Well… its fine.
Ayako is the ninth daughter of the emperor of Konkoku… but she’s spent most of her life as the Umashi-no-Miya, the sacred cook for the god Kunimamori-no-Okami. In practice, this has meant living solely with her older sister, who serves as a living representative of the god. Alas, as much as she values this role, when the grand Wakoku, to which Konkoku is a vassal state, has a new emperor coronated, Ayako finds herself re-dubbed as Setsu Rimi and packed off to join the palace as a concubine. She’s helped by a kindly scholar, Shusei, when she arrives at the palace, but his is a lone friendly face as she struggles to adjust to her new life in a foreign land. Rimi’s lack of familiarity with the language as well as her seemingly exotic cultural differences make the change an uncomfortable one. When she finds her way to a kitchen in the rear palace, it seems that she might be able to find her niche anew… but that’s before she’s accused of high crimes and threatened with execution.

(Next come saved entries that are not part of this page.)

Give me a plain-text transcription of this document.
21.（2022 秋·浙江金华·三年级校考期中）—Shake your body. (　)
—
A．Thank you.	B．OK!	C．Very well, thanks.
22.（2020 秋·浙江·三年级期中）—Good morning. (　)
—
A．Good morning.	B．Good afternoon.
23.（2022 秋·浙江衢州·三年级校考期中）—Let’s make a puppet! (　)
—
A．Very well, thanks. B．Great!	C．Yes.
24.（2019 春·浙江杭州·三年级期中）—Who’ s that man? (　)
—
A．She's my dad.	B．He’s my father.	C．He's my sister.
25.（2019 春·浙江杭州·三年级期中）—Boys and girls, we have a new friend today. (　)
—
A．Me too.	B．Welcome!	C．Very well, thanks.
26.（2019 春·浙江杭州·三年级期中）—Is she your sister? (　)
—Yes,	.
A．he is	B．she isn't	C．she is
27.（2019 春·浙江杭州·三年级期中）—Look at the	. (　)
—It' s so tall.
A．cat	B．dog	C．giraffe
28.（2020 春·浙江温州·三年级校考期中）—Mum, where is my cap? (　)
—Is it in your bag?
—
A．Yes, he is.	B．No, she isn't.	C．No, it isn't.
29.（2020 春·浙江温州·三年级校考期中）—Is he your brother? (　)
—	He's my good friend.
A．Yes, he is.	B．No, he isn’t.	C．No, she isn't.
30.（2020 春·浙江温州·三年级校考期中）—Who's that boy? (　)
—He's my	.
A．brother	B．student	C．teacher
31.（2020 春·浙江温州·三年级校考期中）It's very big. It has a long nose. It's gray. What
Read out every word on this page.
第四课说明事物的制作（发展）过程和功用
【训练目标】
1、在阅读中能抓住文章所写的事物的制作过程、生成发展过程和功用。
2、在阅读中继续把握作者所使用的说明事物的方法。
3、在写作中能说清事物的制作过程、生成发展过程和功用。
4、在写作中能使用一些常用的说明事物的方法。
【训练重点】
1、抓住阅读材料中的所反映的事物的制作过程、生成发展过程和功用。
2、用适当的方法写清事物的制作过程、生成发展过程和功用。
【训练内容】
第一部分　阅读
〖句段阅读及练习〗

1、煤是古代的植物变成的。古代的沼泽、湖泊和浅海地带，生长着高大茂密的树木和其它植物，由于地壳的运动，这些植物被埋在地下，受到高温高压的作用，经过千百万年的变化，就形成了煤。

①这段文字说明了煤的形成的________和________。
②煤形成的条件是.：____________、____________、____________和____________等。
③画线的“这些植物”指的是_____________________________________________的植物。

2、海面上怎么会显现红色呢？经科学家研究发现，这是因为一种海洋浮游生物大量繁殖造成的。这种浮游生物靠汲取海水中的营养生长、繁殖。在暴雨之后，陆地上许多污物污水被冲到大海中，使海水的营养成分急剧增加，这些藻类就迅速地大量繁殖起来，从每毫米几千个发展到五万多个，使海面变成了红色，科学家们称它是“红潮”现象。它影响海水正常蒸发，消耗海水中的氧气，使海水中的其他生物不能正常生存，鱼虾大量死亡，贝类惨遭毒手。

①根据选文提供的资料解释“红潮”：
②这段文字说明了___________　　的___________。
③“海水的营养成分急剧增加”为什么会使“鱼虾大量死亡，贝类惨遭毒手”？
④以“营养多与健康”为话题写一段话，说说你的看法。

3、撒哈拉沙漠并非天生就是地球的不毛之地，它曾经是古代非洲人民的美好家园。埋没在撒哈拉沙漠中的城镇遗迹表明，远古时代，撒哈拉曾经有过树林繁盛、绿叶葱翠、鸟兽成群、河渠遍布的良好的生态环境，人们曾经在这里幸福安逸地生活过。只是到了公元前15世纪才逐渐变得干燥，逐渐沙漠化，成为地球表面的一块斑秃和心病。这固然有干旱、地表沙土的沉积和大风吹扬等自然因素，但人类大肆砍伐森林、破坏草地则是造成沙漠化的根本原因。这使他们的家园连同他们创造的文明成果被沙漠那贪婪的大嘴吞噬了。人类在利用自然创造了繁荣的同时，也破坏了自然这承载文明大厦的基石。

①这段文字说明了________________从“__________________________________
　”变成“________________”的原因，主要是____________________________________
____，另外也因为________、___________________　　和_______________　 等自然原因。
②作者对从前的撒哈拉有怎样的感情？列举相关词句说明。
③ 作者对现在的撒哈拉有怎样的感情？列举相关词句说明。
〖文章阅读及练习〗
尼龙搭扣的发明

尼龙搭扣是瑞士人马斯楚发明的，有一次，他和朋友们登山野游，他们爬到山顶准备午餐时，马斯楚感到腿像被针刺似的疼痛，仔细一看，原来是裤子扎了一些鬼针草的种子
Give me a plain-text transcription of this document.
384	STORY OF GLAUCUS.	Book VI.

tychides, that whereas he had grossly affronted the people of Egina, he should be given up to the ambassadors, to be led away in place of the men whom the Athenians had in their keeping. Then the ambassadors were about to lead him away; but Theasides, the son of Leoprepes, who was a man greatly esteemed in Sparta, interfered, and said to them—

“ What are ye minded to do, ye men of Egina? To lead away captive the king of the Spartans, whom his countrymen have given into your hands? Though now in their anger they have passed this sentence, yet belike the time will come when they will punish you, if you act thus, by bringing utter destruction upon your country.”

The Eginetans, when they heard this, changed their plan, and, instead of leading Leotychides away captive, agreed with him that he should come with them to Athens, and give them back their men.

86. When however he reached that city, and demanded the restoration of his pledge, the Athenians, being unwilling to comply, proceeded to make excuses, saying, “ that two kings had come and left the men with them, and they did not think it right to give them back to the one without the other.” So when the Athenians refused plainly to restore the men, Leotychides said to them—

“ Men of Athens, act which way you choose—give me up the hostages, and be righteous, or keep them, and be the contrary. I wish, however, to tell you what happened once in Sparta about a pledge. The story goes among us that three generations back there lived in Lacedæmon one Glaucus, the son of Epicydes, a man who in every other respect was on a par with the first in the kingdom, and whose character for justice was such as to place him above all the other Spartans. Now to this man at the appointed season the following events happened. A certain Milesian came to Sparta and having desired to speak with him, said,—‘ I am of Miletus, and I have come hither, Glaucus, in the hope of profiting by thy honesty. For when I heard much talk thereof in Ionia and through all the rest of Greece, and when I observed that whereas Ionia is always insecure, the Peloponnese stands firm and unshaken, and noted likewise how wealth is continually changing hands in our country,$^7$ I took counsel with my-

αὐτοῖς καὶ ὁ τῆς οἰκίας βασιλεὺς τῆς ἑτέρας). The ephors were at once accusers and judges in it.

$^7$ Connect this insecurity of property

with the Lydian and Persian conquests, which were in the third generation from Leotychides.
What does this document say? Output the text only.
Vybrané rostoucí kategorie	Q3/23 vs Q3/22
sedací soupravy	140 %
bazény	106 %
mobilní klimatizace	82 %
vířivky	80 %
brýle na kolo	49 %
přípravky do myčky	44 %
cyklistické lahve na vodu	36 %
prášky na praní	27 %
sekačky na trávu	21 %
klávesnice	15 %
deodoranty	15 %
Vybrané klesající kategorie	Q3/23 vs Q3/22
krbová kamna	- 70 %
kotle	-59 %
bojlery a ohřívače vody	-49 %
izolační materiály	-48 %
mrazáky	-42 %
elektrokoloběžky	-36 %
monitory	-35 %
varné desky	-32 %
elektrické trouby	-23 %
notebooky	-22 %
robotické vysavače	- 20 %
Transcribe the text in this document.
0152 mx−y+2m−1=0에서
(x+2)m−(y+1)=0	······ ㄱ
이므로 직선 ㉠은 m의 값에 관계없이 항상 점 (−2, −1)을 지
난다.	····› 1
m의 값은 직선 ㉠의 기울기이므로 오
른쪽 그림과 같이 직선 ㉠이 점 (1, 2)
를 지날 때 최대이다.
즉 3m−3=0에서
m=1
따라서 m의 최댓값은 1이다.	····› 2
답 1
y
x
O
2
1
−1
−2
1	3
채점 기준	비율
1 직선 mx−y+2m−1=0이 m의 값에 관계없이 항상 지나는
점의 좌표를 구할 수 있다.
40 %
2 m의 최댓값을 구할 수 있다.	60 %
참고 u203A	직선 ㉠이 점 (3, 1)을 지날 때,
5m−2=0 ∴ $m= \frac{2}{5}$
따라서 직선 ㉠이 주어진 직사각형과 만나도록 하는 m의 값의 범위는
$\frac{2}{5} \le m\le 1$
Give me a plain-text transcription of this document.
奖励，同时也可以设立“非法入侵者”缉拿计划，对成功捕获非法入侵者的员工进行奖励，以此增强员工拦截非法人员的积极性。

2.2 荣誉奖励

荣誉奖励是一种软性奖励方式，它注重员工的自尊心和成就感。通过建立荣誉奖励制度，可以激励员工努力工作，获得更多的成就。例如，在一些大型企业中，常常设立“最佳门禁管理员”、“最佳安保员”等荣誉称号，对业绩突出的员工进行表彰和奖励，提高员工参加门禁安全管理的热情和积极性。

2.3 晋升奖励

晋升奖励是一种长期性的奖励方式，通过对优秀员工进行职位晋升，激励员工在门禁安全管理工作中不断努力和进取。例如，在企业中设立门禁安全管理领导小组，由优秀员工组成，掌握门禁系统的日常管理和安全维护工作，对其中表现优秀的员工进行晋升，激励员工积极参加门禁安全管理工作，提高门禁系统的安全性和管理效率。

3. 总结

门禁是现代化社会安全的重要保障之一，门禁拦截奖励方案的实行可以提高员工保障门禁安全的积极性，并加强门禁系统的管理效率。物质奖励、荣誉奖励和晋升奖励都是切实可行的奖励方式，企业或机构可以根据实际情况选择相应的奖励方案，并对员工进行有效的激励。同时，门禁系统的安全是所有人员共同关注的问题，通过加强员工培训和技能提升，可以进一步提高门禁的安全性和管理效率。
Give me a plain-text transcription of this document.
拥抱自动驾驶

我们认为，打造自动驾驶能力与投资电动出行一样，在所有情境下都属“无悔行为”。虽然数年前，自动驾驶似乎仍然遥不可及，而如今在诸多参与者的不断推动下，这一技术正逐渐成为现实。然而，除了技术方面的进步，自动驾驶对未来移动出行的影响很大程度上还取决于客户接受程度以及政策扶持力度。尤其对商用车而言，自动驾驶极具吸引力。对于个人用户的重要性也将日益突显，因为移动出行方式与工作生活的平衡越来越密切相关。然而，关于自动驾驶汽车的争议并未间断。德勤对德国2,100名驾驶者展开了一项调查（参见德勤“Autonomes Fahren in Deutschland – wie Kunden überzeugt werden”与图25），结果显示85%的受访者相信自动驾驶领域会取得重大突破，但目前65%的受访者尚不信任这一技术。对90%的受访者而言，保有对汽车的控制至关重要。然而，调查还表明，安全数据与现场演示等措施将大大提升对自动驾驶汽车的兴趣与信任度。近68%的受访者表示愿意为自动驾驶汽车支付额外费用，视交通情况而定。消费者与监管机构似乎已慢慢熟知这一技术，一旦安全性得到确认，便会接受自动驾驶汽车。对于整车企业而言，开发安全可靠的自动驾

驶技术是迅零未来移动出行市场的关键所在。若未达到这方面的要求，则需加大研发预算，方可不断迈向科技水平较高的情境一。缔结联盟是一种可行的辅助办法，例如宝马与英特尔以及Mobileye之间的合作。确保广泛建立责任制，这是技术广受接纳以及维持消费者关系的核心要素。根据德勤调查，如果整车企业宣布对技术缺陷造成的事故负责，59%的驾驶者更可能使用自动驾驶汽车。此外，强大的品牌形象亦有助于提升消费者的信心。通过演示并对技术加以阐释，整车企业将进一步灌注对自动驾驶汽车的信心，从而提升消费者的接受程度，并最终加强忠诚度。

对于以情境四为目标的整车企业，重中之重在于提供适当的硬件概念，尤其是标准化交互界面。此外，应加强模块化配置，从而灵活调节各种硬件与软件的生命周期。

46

So, having brought up the threat of execution Rimi is under, should I dive into what my issue with this book was? Well… So, I did, on the whole, enjoy this book, but there was a lot that nagged at me throughout, all of which was ultimately tied to the book’s issues with tone. Rimi gets threatened a lot, primarily with execution, but also at one point with sexual assault, but the book doesn’t seem to want to take any of it entirely seriously. Rimi’s would-be assailant, for example, is then retained in the narrative as a key player who deserves some level of absolution to do with the poor ways in which he’s been treated throughout his life, and Rimi’s the one who enables that. Sure, she gets to make it clear she doesn’t like him, but she’s still the person who gets to set things up so he can maybe start getting over his issues. And then there’s the emperor, who very casually makes physical threats against both Rimi and other women within his harem, only for the narrative to go, “But, you see… he has trauma, from his childhood… also, isn’t it a little funny that he is angry enough over a dowry gift as to threaten to kill someone?” Another named male character gets similar treatment, albeit in a lower-key, and it all adds up to the fact that this is a story in which men get to behave badly and have it excused as a matter of their having trauma they need to work through, whereas women who behave badly are just catty, crazy bitches, never mind that a lot of the bad behavior which we see from women is quite clearly bound up in the fact that they are ultimately prisoners in a hyper-patriarchal system. (A male character, by the way, has the gall to wonder why Rimi, after being locked in a cell overnight for misbehavior, still seems down when she has her “freedom” back – uh, what? Rimi was locked up because she tried to leave the Inner Court, which she can’t leave because she’s a concubine, what on earth are you blathering about with “freedom”?!)
Ahem. Maybe it’ll be hard to believe, but I didn’t hate this opening volume, I just had a lot of problems with the underlying implications of its narrative choices, i.e. of prioritizing male angst over any sympathy toward its female cast outside of Rimi… and even poor Rimi is supposed to just get over things like the threat of murder and rape.
You know, writing all that out, I do find myself now wondering why I did end up pre-ordering the second volume after finishing this. I suppose it helps that its not isekai, has a female lead, and isn’t a villainess yarn (there’s nothing wrong, really, with the last one, but we have gotten ourselves into rather a glut on those). And as long as I read it on a more surface, easy-breezy level, this first volume was decently entertaining, Rimi and Shusei engaging enough as characters. I also happen to be gobbling light novels at an alarming rate at the moment, so that volume two is due in early July helped persuade me to opt to pre-order.
Surprisingly for a J-Novel Club release, this one is a bit rough on the technicals, with some very glaring typos. For example, at one point a character with the title “Virtuous Consort” was instead labeled the “Virtual Consort”. The transliteration reads fine on the whole, but the typos absolutely booted me out of the story whenever they occurred. (JNC put out a call for proofreaders for immediate hire the same week I read this, so I am optimistic this isn’t going to be a trend for them. Seven Seas had a similar hiccup along these lines last year, and they recovered from that very quickly.)
As I said, I have already pre-ordered the second volume, so I’ll at least be sticking with this for that long. Even with the caveats I have about it, I’m glad that JNC is continuing to expand what they have on offer, and I’m more generally glad that North American publishers have been offering more and more of light novels for audiences not comprised of young men and teen boys. Anyway, I’ve seen a lot of folks comparing this with The Apothecary Diaries, and while I don’t find the comparison terribly apt beyond the window-dressing, if you like that series, you may enjoy this as well. Having said that, if you’re considering between one and the other, I’d say to go with Apothecary Diaries instead.